Driscoll estimated Rusal's fourth-quarter ebitda margin would tumble to mid-teen percentages from 22.3 per cent in the third quarter, even as its electricity cost - partly linked to aluminium prices with a three-month time lag - is expected to continue to fall after a 6 per cent drop in the third quarter from the second quarter.
He said he expected margins to improve next year on the back of firmer aluminium prices and lower industry supply.
'Prices will be flattish with limited downside since a quarter of the world's aluminium-smelting capacity is making losses at current prices,' he said. 'Power shortages and deteriorating industry economics will see lower output from China, which accounts for 40 per cent of global smelting capacity.'
Power accounts for roughly 40 per cent of mainland smelters' operating costs, compared with 28 per cent of Rusal's, which is among the world's lowest-cost producers thanks to abundant and cheap hydro electricity in Siberia.

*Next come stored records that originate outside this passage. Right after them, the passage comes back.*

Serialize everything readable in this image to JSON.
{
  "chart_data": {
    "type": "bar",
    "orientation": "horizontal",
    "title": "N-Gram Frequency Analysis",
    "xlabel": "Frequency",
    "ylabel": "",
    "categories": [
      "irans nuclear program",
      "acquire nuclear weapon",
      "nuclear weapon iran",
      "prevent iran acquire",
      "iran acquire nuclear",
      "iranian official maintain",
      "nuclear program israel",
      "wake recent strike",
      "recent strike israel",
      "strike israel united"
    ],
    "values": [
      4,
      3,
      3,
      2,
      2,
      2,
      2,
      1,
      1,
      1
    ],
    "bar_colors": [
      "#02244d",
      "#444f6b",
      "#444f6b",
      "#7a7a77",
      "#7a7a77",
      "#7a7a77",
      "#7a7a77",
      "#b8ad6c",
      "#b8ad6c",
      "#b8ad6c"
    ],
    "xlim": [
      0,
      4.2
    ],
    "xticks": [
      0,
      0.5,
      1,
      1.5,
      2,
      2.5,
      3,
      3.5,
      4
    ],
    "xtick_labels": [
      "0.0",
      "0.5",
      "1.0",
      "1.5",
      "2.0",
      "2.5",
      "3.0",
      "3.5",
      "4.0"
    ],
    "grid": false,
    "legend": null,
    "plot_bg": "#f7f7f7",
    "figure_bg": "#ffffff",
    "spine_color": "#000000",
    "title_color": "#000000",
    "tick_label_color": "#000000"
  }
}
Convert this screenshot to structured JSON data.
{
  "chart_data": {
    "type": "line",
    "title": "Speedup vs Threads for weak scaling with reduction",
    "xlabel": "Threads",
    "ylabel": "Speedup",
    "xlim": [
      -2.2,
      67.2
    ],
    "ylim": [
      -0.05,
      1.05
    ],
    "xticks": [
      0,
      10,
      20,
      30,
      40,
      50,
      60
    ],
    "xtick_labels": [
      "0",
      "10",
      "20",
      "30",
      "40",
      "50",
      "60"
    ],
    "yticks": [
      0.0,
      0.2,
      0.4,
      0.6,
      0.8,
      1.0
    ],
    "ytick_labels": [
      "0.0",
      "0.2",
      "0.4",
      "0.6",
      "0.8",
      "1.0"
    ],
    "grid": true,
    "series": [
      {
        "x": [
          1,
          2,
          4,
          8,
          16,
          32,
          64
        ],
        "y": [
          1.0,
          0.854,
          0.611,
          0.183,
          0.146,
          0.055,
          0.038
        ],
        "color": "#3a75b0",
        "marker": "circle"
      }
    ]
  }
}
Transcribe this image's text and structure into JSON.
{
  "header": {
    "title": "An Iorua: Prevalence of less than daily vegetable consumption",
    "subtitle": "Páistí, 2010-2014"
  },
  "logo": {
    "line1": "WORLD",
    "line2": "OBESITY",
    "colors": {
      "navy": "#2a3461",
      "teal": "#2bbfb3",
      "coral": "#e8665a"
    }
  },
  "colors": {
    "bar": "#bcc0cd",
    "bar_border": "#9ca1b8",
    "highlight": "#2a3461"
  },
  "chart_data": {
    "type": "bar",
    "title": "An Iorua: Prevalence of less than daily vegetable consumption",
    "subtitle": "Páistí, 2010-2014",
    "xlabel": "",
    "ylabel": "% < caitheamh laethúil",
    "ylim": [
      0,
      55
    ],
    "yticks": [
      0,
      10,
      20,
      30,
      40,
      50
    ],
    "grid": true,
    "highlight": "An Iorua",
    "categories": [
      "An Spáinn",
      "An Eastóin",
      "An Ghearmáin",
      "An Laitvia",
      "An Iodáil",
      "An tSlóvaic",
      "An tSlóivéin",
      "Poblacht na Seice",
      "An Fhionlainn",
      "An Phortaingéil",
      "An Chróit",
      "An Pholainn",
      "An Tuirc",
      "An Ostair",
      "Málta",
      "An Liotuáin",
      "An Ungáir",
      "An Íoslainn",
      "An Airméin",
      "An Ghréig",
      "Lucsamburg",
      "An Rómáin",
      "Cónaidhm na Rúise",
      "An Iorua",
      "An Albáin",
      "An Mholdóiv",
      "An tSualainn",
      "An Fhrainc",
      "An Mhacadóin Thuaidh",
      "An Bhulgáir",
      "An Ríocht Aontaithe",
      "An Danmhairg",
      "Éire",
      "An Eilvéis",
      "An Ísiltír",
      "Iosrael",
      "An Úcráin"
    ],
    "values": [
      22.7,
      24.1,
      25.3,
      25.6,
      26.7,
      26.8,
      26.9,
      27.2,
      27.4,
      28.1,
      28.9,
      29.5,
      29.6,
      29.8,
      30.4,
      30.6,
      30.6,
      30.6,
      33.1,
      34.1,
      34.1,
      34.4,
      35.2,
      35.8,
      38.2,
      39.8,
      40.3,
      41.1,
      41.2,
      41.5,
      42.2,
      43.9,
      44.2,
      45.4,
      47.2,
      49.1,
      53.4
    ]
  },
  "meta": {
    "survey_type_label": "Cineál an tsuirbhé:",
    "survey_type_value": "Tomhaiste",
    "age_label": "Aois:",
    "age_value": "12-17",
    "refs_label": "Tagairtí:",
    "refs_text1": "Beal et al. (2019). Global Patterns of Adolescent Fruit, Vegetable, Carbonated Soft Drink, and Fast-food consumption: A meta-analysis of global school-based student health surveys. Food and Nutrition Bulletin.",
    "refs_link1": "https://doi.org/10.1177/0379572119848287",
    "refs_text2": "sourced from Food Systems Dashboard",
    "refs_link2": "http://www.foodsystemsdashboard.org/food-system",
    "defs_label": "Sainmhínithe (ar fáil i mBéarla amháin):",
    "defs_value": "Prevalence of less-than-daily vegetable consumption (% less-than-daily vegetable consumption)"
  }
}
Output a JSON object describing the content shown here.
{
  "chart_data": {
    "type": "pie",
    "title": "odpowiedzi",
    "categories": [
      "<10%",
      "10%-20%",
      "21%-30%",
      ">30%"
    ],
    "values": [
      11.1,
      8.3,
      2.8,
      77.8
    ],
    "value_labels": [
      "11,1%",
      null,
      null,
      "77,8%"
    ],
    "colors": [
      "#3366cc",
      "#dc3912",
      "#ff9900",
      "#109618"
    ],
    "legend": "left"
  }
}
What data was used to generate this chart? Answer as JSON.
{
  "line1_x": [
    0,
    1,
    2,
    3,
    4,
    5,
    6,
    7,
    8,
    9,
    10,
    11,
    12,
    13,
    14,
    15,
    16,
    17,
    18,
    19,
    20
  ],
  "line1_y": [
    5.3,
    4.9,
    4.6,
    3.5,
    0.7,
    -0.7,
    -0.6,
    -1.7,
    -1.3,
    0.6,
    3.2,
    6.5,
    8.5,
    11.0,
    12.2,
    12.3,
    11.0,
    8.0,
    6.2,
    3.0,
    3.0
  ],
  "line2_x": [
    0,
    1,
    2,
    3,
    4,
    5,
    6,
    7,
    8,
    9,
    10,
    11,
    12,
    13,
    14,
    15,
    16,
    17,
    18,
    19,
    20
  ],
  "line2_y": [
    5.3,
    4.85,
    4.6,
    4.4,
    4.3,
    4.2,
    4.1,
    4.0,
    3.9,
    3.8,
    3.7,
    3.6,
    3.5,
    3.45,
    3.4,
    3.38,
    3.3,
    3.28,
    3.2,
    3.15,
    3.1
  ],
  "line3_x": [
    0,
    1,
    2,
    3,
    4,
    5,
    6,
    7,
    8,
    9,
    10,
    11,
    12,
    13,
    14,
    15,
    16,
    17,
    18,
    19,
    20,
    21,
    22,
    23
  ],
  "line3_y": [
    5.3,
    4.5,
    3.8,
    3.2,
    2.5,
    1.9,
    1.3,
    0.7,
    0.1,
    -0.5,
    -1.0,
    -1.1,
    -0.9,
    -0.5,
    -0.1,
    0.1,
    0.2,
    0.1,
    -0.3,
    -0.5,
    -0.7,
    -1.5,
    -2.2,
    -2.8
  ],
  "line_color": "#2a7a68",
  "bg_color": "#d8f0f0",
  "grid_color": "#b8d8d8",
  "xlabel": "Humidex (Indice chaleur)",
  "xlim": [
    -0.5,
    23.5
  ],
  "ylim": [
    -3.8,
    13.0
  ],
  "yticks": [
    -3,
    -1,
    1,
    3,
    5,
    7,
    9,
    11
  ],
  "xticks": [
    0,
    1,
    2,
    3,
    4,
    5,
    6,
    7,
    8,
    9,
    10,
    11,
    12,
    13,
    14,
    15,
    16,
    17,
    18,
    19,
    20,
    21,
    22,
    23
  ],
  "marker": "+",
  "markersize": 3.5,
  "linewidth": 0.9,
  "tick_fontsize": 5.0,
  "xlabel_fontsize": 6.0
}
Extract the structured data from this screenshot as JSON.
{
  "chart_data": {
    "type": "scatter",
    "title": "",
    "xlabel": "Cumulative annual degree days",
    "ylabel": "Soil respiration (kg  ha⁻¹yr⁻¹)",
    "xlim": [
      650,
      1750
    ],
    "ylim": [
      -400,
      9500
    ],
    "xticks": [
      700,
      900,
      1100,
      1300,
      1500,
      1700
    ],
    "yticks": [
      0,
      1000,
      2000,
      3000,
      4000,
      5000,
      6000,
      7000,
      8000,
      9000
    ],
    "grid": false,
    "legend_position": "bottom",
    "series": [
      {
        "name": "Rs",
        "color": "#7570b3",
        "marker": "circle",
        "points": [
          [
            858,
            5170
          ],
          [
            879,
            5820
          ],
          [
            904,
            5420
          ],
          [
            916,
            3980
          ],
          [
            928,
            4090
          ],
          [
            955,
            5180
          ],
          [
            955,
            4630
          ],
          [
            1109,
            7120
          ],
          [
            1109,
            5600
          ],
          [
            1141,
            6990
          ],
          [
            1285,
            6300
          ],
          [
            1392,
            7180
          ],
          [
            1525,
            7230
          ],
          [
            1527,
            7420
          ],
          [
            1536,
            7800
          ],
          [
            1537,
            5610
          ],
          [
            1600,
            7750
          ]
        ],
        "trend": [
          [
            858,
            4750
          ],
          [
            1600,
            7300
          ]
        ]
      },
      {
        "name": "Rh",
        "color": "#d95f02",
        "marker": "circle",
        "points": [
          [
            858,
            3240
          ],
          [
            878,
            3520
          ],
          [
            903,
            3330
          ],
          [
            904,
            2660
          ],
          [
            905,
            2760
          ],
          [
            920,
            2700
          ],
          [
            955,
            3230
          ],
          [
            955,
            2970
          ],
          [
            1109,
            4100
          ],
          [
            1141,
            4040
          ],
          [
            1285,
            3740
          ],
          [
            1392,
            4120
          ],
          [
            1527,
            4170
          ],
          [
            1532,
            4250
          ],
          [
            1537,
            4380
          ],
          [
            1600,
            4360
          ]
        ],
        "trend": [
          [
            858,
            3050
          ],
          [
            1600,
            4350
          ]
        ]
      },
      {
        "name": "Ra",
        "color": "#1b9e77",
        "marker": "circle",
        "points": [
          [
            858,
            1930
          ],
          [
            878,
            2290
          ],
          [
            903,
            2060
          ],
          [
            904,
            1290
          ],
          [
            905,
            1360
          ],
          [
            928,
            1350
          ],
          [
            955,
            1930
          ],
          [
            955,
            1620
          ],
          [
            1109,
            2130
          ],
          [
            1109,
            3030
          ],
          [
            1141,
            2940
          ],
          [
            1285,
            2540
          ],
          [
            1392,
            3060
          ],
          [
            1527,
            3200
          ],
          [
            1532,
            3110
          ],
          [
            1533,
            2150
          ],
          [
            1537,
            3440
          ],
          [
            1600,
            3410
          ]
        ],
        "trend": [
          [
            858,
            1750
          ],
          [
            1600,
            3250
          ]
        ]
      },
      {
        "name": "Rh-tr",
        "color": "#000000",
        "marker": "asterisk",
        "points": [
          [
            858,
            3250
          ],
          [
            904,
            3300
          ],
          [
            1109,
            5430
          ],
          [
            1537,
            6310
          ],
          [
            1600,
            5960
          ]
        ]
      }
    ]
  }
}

Analysts expect mainland power prices to go up as soon as consumer price inflation falls back to 5 per cent or lower within the next few months, since power generators have suffered widespread losses amid stubbornly high coal prices. Rising power prices will increase smelters' costs.
Global aluminium production may drop by 10 to 12 per cent - mostly due to cuts in China, Europe and the United States - in the first half of next year if prices maintain at current levels, Bloomberg quoted Rusal first deputy chief executive officer Vladislav Soloviev as saying in Moscow.
Chief financial officer Evgeny Kornilov yesterday told Hong Kong reporters that Rusal would consider acquiring rivals amid the current market downturn - the second in three years - although he said the company's priority was completing two existing smelter projects and one hydropower project.
Its target was to cut net debt-to-ebitda ratio to 3 from around 3.75 currently. Rusal's board had not proposed paying an interim dividend despite a recent debt restructuring unfreezing a dividend ban, as it preferred to pay down its debt amid the global financial market turmoil, Kornilov added.